Longer term, we'll want to generalize the communication protocol to allow models to be dynamically added and removed from DrakeVisualizer at run-time throughout the duration of a simulation.
For context, see: https://reviewable.io/reviews/robotlocomotion/drake/3408#-KRU4i-92Vn8ZuBlBGwr
The solution to this issue may assume reliable LCM communication, ostensibly by requiring that LCM only communicate over the local loopback network interface.
More generally, drake-visualizer could likely benefit from an interface with a detail level somewhere between LoadRobot/DrawRobot and LCMGL. I may have a look at all this during the course of work on cars + road networks effort over the next week or two.
There is a work-around that one can do in launcher scripts to make sure that drake-visualizer is ready when the simulation process starts. I'll comb my notes and try post more info about that here.
Ah, yes, the work-around. When drake-visualizer is ready, it publishes a message on LCM channel DRAKE_VIEWER_STATUS, of type drake.lcmt_viewer_command, with command_type STATUS (== 0) and the command_data "loaded". A tolerably correct launcher should wait for this event before launching a program that sends DRAKE_VIEW_LOAD_ROBOT.
Instead, lazy folk like me have written code like https://github.com/RobotLocomotion/drake/blob/master/drake/examples/Cars/run_demo_multi_car.sh#L30
Since LCM is based on UDP, there's no guarantee that the DRAKE_VIEW_LOAD_ROBOT message will get through even after waiting for a DRAKE_VIEWER_STATUS message. This unreliability suggests that the DRAKE_VIEW_LOAD_ROBOT should be re-sent if Drake can determine that the previous one didn't work, perhaps by analyzing the values within the DRAKE_VIEWER_STATUS it continues to periodically receive.
In theory the VIEWER_STATUS might be lost. In practice, UDP on localhost will be perfect (enough) to not worry about packet loss. The only hazard to worry about is application launch order and process (re)start, which is solved by choosing different message primitives, not adding more ceremony around the current ones.

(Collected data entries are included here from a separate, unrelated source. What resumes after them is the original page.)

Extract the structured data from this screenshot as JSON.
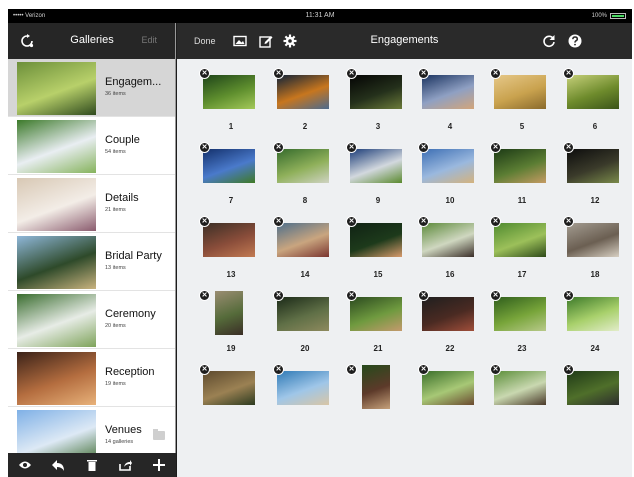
{
  "status": {
    "carrier": "••••• Verizon",
    "time": "11:31 AM",
    "battery": "100%"
  },
  "sidebar": {
    "title": "Galleries",
    "edit_label": "Edit",
    "items": [
      {
        "name": "Engagem...",
        "count": "36 items",
        "selected": true,
        "colors": [
          "#6c8f3a",
          "#b8d06a",
          "#2f4a1e"
        ]
      },
      {
        "name": "Couple",
        "count": "54 items",
        "selected": false,
        "colors": [
          "#3c7a2a",
          "#e9eef2",
          "#86b35c"
        ]
      },
      {
        "name": "Details",
        "count": "21 items",
        "selected": false,
        "colors": [
          "#d8c8b4",
          "#f3ede7",
          "#8a5b6e"
        ]
      },
      {
        "name": "Bridal Party",
        "count": "13 items",
        "selected": false,
        "colors": [
          "#8fb7d9",
          "#2e4a2a",
          "#c9b37f"
        ]
      },
      {
        "name": "Ceremony",
        "count": "20 items",
        "selected": false,
        "colors": [
          "#3a6d2f",
          "#e7ece6",
          "#7ea35a"
        ]
      },
      {
        "name": "Reception",
        "count": "19 items",
        "selected": false,
        "colors": [
          "#3b2218",
          "#b46d3f",
          "#e8b27a"
        ]
      },
      {
        "name": "Venues",
        "count": "14 galleries",
        "selected": false,
        "folder": true,
        "colors": [
          "#7fb0e6",
          "#dde9f5",
          "#3d6b2f"
        ]
      }
    ]
  },
  "main": {
    "title": "Engagements",
    "done_label": "Done",
    "photos": [
      {
        "num": "1",
        "c": [
          "#1e4419",
          "#5f8f2e",
          "#a4c95a"
        ]
      },
      {
        "num": "2",
        "c": [
          "#0f2238",
          "#c7761e",
          "#4d6b8e"
        ]
      },
      {
        "num": "3",
        "c": [
          "#040404",
          "#24301b",
          "#6b7b3a"
        ]
      },
      {
        "num": "4",
        "c": [
          "#1a3360",
          "#8fa0c3",
          "#d3a57a"
        ]
      },
      {
        "num": "5",
        "c": [
          "#e6c889",
          "#c9a24e",
          "#8a6a2c"
        ]
      },
      {
        "num": "6",
        "c": [
          "#c6d07a",
          "#6e8b2c",
          "#3b5419"
        ]
      },
      {
        "num": "7",
        "c": [
          "#13306b",
          "#4a7acb",
          "#3f7a25"
        ]
      },
      {
        "num": "8",
        "c": [
          "#356b2c",
          "#8fb05a",
          "#cfd3c2"
        ]
      },
      {
        "num": "9",
        "c": [
          "#1b3c78",
          "#d2d8de",
          "#5a8a2e"
        ]
      },
      {
        "num": "10",
        "c": [
          "#3d6fb4",
          "#9ab8de",
          "#d4b37e"
        ]
      },
      {
        "num": "11",
        "c": [
          "#1c3a15",
          "#5b7d33",
          "#c59b63"
        ]
      },
      {
        "num": "12",
        "c": [
          "#0d0d0d",
          "#3a3a2a",
          "#7a8a4a"
        ]
      },
      {
        "num": "13",
        "c": [
          "#3b2f26",
          "#8a4d3a",
          "#c27a52"
        ]
      },
      {
        "num": "14",
        "c": [
          "#4e6f8b",
          "#c9a57f",
          "#7b3530"
        ]
      },
      {
        "num": "15",
        "c": [
          "#102214",
          "#1d3a1b",
          "#d79a6c"
        ]
      },
      {
        "num": "16",
        "c": [
          "#5c8a3a",
          "#cfd7c0",
          "#3a2e29"
        ]
      },
      {
        "num": "17",
        "c": [
          "#4f8a2f",
          "#9cc05a",
          "#2e4a1a"
        ]
      },
      {
        "num": "18",
        "c": [
          "#a39c91",
          "#6b5f52",
          "#d7cfc2"
        ]
      },
      {
        "num": "19",
        "c": [
          "#9a8d72",
          "#556b3a",
          "#3a2e26"
        ],
        "portrait": true
      },
      {
        "num": "20",
        "c": [
          "#1b2a18",
          "#5f6f46",
          "#8e8a5e"
        ]
      },
      {
        "num": "21",
        "c": [
          "#2b4a1f",
          "#6f9a3f",
          "#c49a6d"
        ]
      },
      {
        "num": "22",
        "c": [
          "#1f1f1f",
          "#4a2a22",
          "#a04e3a"
        ]
      },
      {
        "num": "23",
        "c": [
          "#2f5e1c",
          "#78a53a",
          "#b8c98a"
        ]
      },
      {
        "num": "24",
        "c": [
          "#3d7a2a",
          "#a8d06b",
          "#e2ecc9"
        ]
      },
      {
        "num": "",
        "c": [
          "#5d4a2e",
          "#9b8153",
          "#2c3b20"
        ]
      },
      {
        "num": "",
        "c": [
          "#2f7ab6",
          "#9fc6e8",
          "#d9c6a6"
        ]
      },
      {
        "num": "",
        "c": [
          "#264a1b",
          "#5d3a2a",
          "#c5a07a"
        ],
        "portrait": true
      },
      {
        "num": "",
        "c": [
          "#3a6f2a",
          "#a7c876",
          "#6b4a30"
        ]
      },
      {
        "num": "",
        "c": [
          "#5c8f3a",
          "#c9d8b0",
          "#4a3a2a"
        ]
      },
      {
        "num": "",
        "c": [
          "#1f3a17",
          "#4f6f2a",
          "#2d2d2d"
        ]
      }
    ]
  }
}
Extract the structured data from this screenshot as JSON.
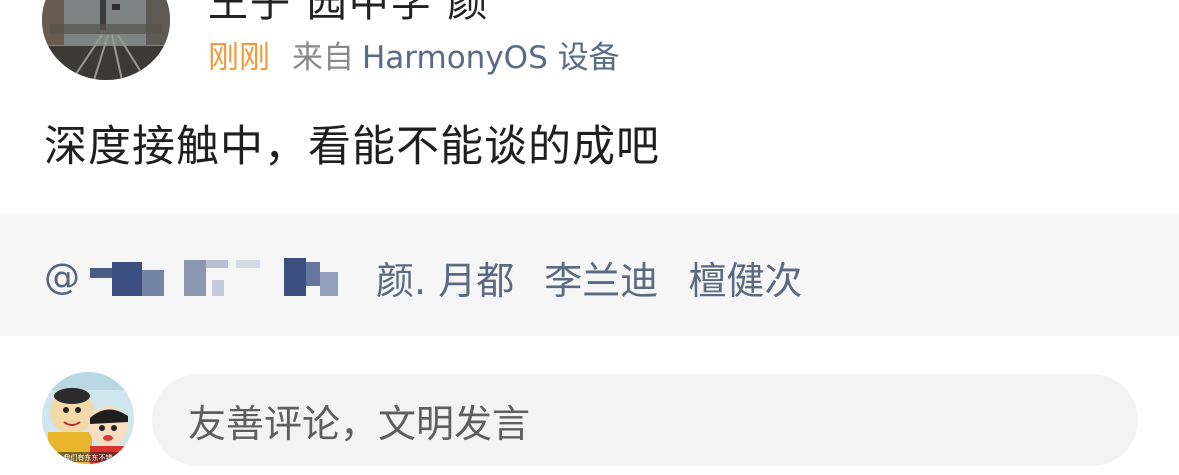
{
  "post": {
    "author_name_partial": "王子 园中学 颜",
    "time": "刚刚",
    "from_label": "来自",
    "device": "HarmonyOS 设备",
    "text": "深度接触中，看能不能谈的成吧"
  },
  "mentions": {
    "at": "@",
    "partial_suffix": "颜.",
    "names": [
      "月都",
      "李兰迪",
      "檀健次"
    ]
  },
  "comment": {
    "placeholder": "友善评论，文明发言",
    "avatar_caption": "我们有东东不错"
  },
  "colors": {
    "time": "#f09a3a",
    "device": "#596b86",
    "mention": "#55657e",
    "mention_bg": "#f6f6f6",
    "input_bg": "#f3f3f3"
  }
}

Are we assuming / requiring that Drake and DrakeVisualier always runs on the same host? If we require that they run on the same host, should we make them run in the same process to avoid these types of message-loss / IPC complications?
Unless you pass custom parameters to LCM, your UDP messages will have ttl=0 and never leave the local host.
Obviously, it would be nice to improve the communication protocol to not require that IPC messaging remain local and/or be reliable.
So we have several issues:
As for 1, we can probably make progress, but it will involve PR's against director.
I do not lose sleep over 2.
If 3 is a problem we need to solve, there are loads of ways to do it, but they require actual thought, because distributed anything is hard. I would argue that it is out of scope for this issue.
OK. I renamed this PR to focus on brittleness with respect to process starting order, and I created #3422 to handle brittleness due to message loss.
I consider any work on this issue blocked, pending resolution of #3344.
Based on @rpoyner-tri's summary above, I'm mildly skeptical there's actual work to do here, but I've reassigned it to @SeanCurtis-TRI to assess and prioritize - the rendering APIs domain space has been lumped into his portfolio along with GeometryWorld, even though this particular issue has little to do with geometry.
I recommend closing this in favor of #4343.